Matter Thomas · Nationalrat · 2015-03-18
Matter Thomas · Nationalrat · Zürich · Fraktion der Schweizerischen Volkspartei · 2015-03-18
Wortprotokoll
Zuerst meine Interessenbindung: Ich bin Verwaltungsratspräsident der Neuen Helvetischen Bank.
Effiziente Finanzmärkte sind auf gutfunktionierende Finanzmarktinfrastrukturen angewiesen, über die die [PAGE 454] Finanzmarktteilnehmer Finanzinstrumente handeln, abrechnen und abwickeln können. Dieses Gesetz regelt die Organisation und den Betrieb der Finanzmarktinfrastrukturen wie z. B. Handelsplätze, Zahlungssysteme oder Zentralverwahrer. Ebenso regelt es unter anderem den Derivatehandel.
Das Finanzmarktinfrastrukturgesetz ist das Resultat der Finanz- und Staatskrise ab 2008 oder auch die Reaktion darauf. Es ist der Versuch, die entsprechende Gesetzgebung der Europäischen Union - etwas salopp gesagt - zu kopieren, in der Hoffnung, dass dies die EU auch so sieht und das schweizerische Gesetz als äquivalent akzeptiert. Das Ziel dieser Gesetzgebung ist es - ich denke, das ist das Wichtigste -, die Finanzstabilität zu verbessern und allfällige Risiken für eine neue Krise zu verhindern bzw. zu reduzieren.
Mit der Regulierung der Finanzmarktinfrastrukturen kann die SVP noch knapp leben, da diese Infrastrukturen tatsächlich systemrelevant sein können. Allerdings ist ganz klar zu sagen, dass keine einzige Finanzmarktinfrastruktur in der Schweiz während der Finanzkrise in eine Stresssituation kam oder gar gerettet werden musste. Was die Regulierung im OTC-Derivategeschäft betrifft, sind wir allerdings in gewissen Bereichen mehr als nur skeptisch.

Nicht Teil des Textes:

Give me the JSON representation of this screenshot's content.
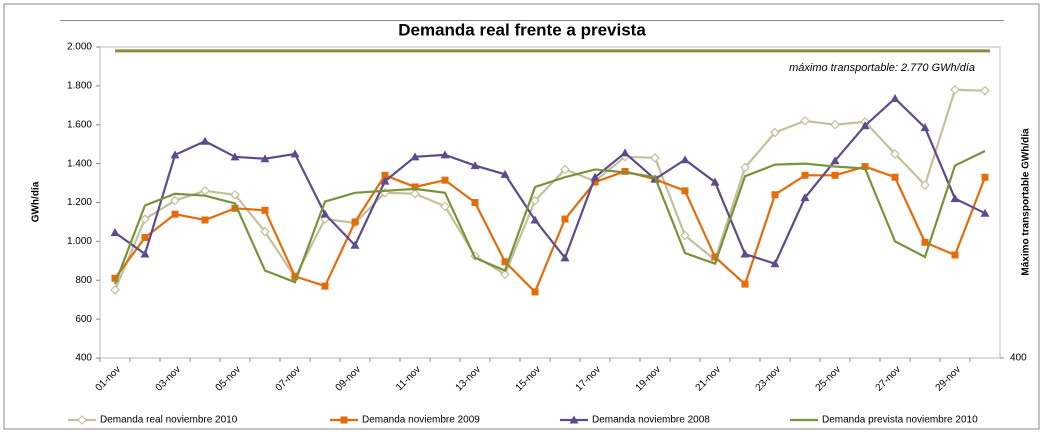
{
  "chart_data": {
    "type": "line",
    "title": "Demanda real frente a prevista",
    "y_label": "GWh/día",
    "y2_label": "Máximo transportable  GWh/día",
    "annotation": "máximo transportable: 2.770 GWh/día",
    "categories": [
      "01-nov",
      null,
      "03-nov",
      null,
      "05-nov",
      null,
      "07-nov",
      null,
      "09-nov",
      null,
      "11-nov",
      null,
      "13-nov",
      null,
      "15-nov",
      null,
      "17-nov",
      null,
      "19-nov",
      null,
      "21-nov",
      null,
      "23-nov",
      null,
      "25-nov",
      null,
      "27-nov",
      null,
      "29-nov",
      null
    ],
    "series": [
      {
        "name": "Demanda real noviembre 2010",
        "color": "#c4c09a",
        "marker": "diamond",
        "values": [
          750,
          1115,
          1210,
          1260,
          1240,
          1050,
          815,
          1115,
          1095,
          1250,
          1245,
          1180,
          925,
          830,
          1210,
          1370,
          1310,
          1435,
          1430,
          1030,
          905,
          1380,
          1560,
          1620,
          1600,
          1615,
          1450,
          1290,
          1780,
          1775
        ]
      },
      {
        "name": "Demanda noviembre 2009",
        "color": "#e46c0a",
        "marker": "square",
        "values": [
          810,
          1020,
          1140,
          1110,
          1170,
          1160,
          820,
          770,
          1100,
          1340,
          1280,
          1315,
          1200,
          895,
          740,
          1115,
          1305,
          1360,
          1320,
          1260,
          920,
          780,
          1240,
          1340,
          1340,
          1385,
          1330,
          995,
          930,
          1330
        ]
      },
      {
        "name": "Demanda noviembre 2008",
        "color": "#5f4b8b",
        "marker": "triangle",
        "values": [
          1045,
          935,
          1445,
          1515,
          1435,
          1425,
          1450,
          1140,
          980,
          1310,
          1435,
          1445,
          1390,
          1345,
          1110,
          915,
          1330,
          1455,
          1320,
          1420,
          1305,
          935,
          885,
          1225,
          1415,
          1595,
          1735,
          1585,
          1220,
          1145
        ]
      },
      {
        "name": "Demanda prevista noviembre 2010",
        "color": "#77933c",
        "marker": "none",
        "values": [
          780,
          1185,
          1245,
          1235,
          1195,
          850,
          790,
          1205,
          1250,
          1260,
          1270,
          1250,
          915,
          850,
          1280,
          1330,
          1370,
          1355,
          1330,
          940,
          885,
          1335,
          1395,
          1400,
          1385,
          1375,
          1000,
          920,
          1390,
          1465
        ]
      }
    ],
    "reference_line": {
      "value": 2770,
      "color": "#8c8a3c",
      "axis": "y2"
    },
    "ylim": [
      400,
      2000
    ],
    "yticks": [
      400,
      600,
      800,
      {
        "value": 1000,
        "label": "1.000"
      },
      {
        "value": 1200,
        "label": "1.200"
      },
      {
        "value": 1400,
        "label": "1.400"
      },
      {
        "value": 1600,
        "label": "1.600"
      },
      {
        "value": 1800,
        "label": "1.800"
      },
      {
        "value": 2000,
        "label": "2.000"
      }
    ],
    "y2lim": [
      400,
      2800
    ],
    "y2ticks": [
      400
    ],
    "legend": "bottom"
  }
}
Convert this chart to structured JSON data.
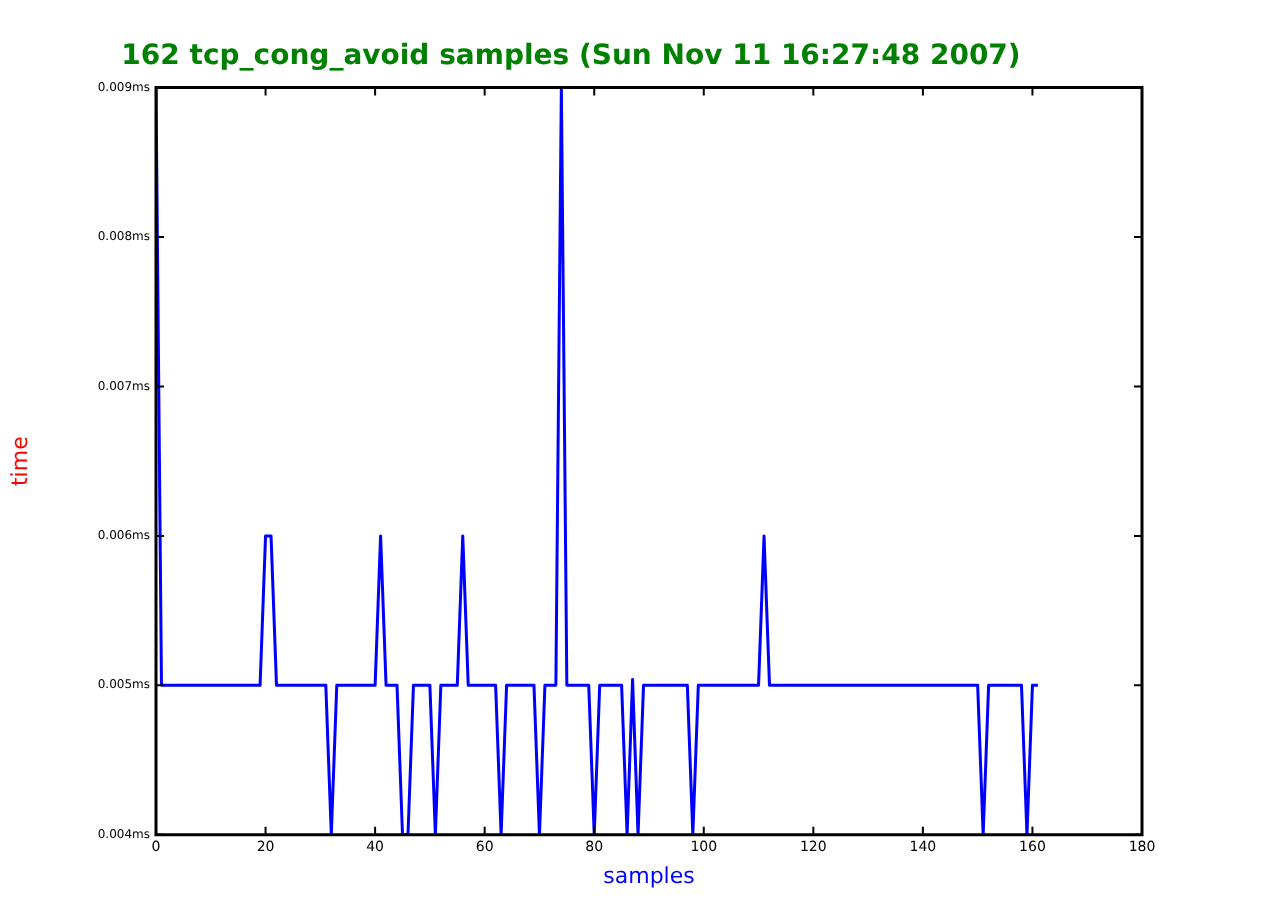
{
  "chart_data": {
    "type": "line",
    "title": "162 tcp_cong_avoid samples (Sun Nov 11 16:27:48 2007)",
    "xlabel": "samples",
    "ylabel": "time",
    "x": [
      0,
      1,
      2,
      3,
      4,
      5,
      6,
      7,
      8,
      9,
      10,
      11,
      12,
      13,
      14,
      15,
      16,
      17,
      18,
      19,
      20,
      21,
      22,
      23,
      24,
      25,
      26,
      27,
      28,
      29,
      30,
      31,
      32,
      33,
      34,
      35,
      36,
      37,
      38,
      39,
      40,
      41,
      42,
      43,
      44,
      45,
      46,
      47,
      48,
      49,
      50,
      51,
      52,
      53,
      54,
      55,
      56,
      57,
      58,
      59,
      60,
      61,
      62,
      63,
      64,
      65,
      66,
      67,
      68,
      69,
      70,
      71,
      72,
      73,
      74,
      75,
      76,
      77,
      78,
      79,
      80,
      81,
      82,
      83,
      84,
      85,
      86,
      87,
      88,
      89,
      90,
      91,
      92,
      93,
      94,
      95,
      96,
      97,
      98,
      99,
      100,
      101,
      102,
      103,
      104,
      105,
      106,
      107,
      108,
      109,
      110,
      111,
      112,
      113,
      114,
      115,
      116,
      117,
      118,
      119,
      120,
      121,
      122,
      123,
      124,
      125,
      126,
      127,
      128,
      129,
      130,
      131,
      132,
      133,
      134,
      135,
      136,
      137,
      138,
      139,
      140,
      141,
      142,
      143,
      144,
      145,
      146,
      147,
      148,
      149,
      150,
      151,
      152,
      153,
      154,
      155,
      156,
      157,
      158,
      159,
      160,
      161
    ],
    "series": [
      {
        "color": "#0000ff",
        "values": [
          0.009,
          0.005,
          0.005,
          0.005,
          0.005,
          0.005,
          0.005,
          0.005,
          0.005,
          0.005,
          0.005,
          0.005,
          0.005,
          0.005,
          0.005,
          0.005,
          0.005,
          0.005,
          0.005,
          0.005,
          0.006,
          0.006,
          0.005,
          0.005,
          0.005,
          0.005,
          0.005,
          0.005,
          0.005,
          0.005,
          0.005,
          0.005,
          0.004,
          0.005,
          0.005,
          0.005,
          0.005,
          0.005,
          0.005,
          0.005,
          0.005,
          0.006,
          0.005,
          0.005,
          0.005,
          0.004,
          0.004,
          0.005,
          0.005,
          0.005,
          0.005,
          0.004,
          0.005,
          0.005,
          0.005,
          0.005,
          0.006,
          0.005,
          0.005,
          0.005,
          0.005,
          0.005,
          0.005,
          0.004,
          0.005,
          0.005,
          0.005,
          0.005,
          0.005,
          0.005,
          0.004,
          0.005,
          0.005,
          0.005,
          0.009,
          0.005,
          0.005,
          0.005,
          0.005,
          0.005,
          0.004,
          0.005,
          0.005,
          0.005,
          0.005,
          0.005,
          0.004,
          0.00504,
          0.004,
          0.005,
          0.005,
          0.005,
          0.005,
          0.005,
          0.005,
          0.005,
          0.005,
          0.005,
          0.004,
          0.005,
          0.005,
          0.005,
          0.005,
          0.005,
          0.005,
          0.005,
          0.005,
          0.005,
          0.005,
          0.005,
          0.005,
          0.006,
          0.005,
          0.005,
          0.005,
          0.005,
          0.005,
          0.005,
          0.005,
          0.005,
          0.005,
          0.005,
          0.005,
          0.005,
          0.005,
          0.005,
          0.005,
          0.005,
          0.005,
          0.005,
          0.005,
          0.005,
          0.005,
          0.005,
          0.005,
          0.005,
          0.005,
          0.005,
          0.005,
          0.005,
          0.005,
          0.005,
          0.005,
          0.005,
          0.005,
          0.005,
          0.005,
          0.005,
          0.005,
          0.005,
          0.005,
          0.004,
          0.005,
          0.005,
          0.005,
          0.005,
          0.005,
          0.005,
          0.005,
          0.004,
          0.005,
          0.005
        ]
      }
    ],
    "xlim": [
      0,
      180
    ],
    "xticks": [
      0,
      20,
      40,
      60,
      80,
      100,
      120,
      140,
      160,
      180
    ],
    "ylim": [
      0.004,
      0.009
    ],
    "yticks": [
      {
        "value": 0.004,
        "label": "0.004ms"
      },
      {
        "value": 0.005,
        "label": "0.005ms"
      },
      {
        "value": 0.006,
        "label": "0.006ms"
      },
      {
        "value": 0.007,
        "label": "0.007ms"
      },
      {
        "value": 0.008,
        "label": "0.008ms"
      },
      {
        "value": 0.009,
        "label": "0.009ms"
      }
    ],
    "grid": false,
    "legend": false,
    "marker": "none",
    "line_style": "solid"
  }
}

Obwohl der Bundesrat und die Verwaltung bestätigen, dass es keine systemrelevanten Unternehmen ausserhalb der Finanzbranche gibt, werden alle - ich wiederhole: alle! - Schweizer Unternehmen, also über 300 000, diesem Gesetz unterstellt. Diese zusätzliche unnötige Regulierung des gesamten schweizerischen Werkplatzes kann die SVP nicht unterstützen. Ich werde in der Detailberatung noch vertieft auf dieses Thema eingehen.
Ebenfalls nicht unterstützen kann die SVP-Fraktion die in diesem Gesetzentwurf enthaltenen, absurden Strafbestimmungen. Ich komme leider zum Schluss, dass die Schweiz langsam, aber sicher zu einem Polizeistaat mutiert. Wir sprechen immer von weniger Bürokratie, von weniger Kosten und Regulierungen. Mit gewissen Änderungen in dieser Vorlage können wir aktiv einen Beitrag für den Wirtschaftsplatz Schweiz leisten.
Die SVP-Fraktion wird mehrheitlich auf die Vorlage eintreten, aber je nach Verlauf der Detailberatung erst vor der Gesamtabstimmung entscheiden, ob sie dieser Vorlage zustimmt oder sie ablehnt.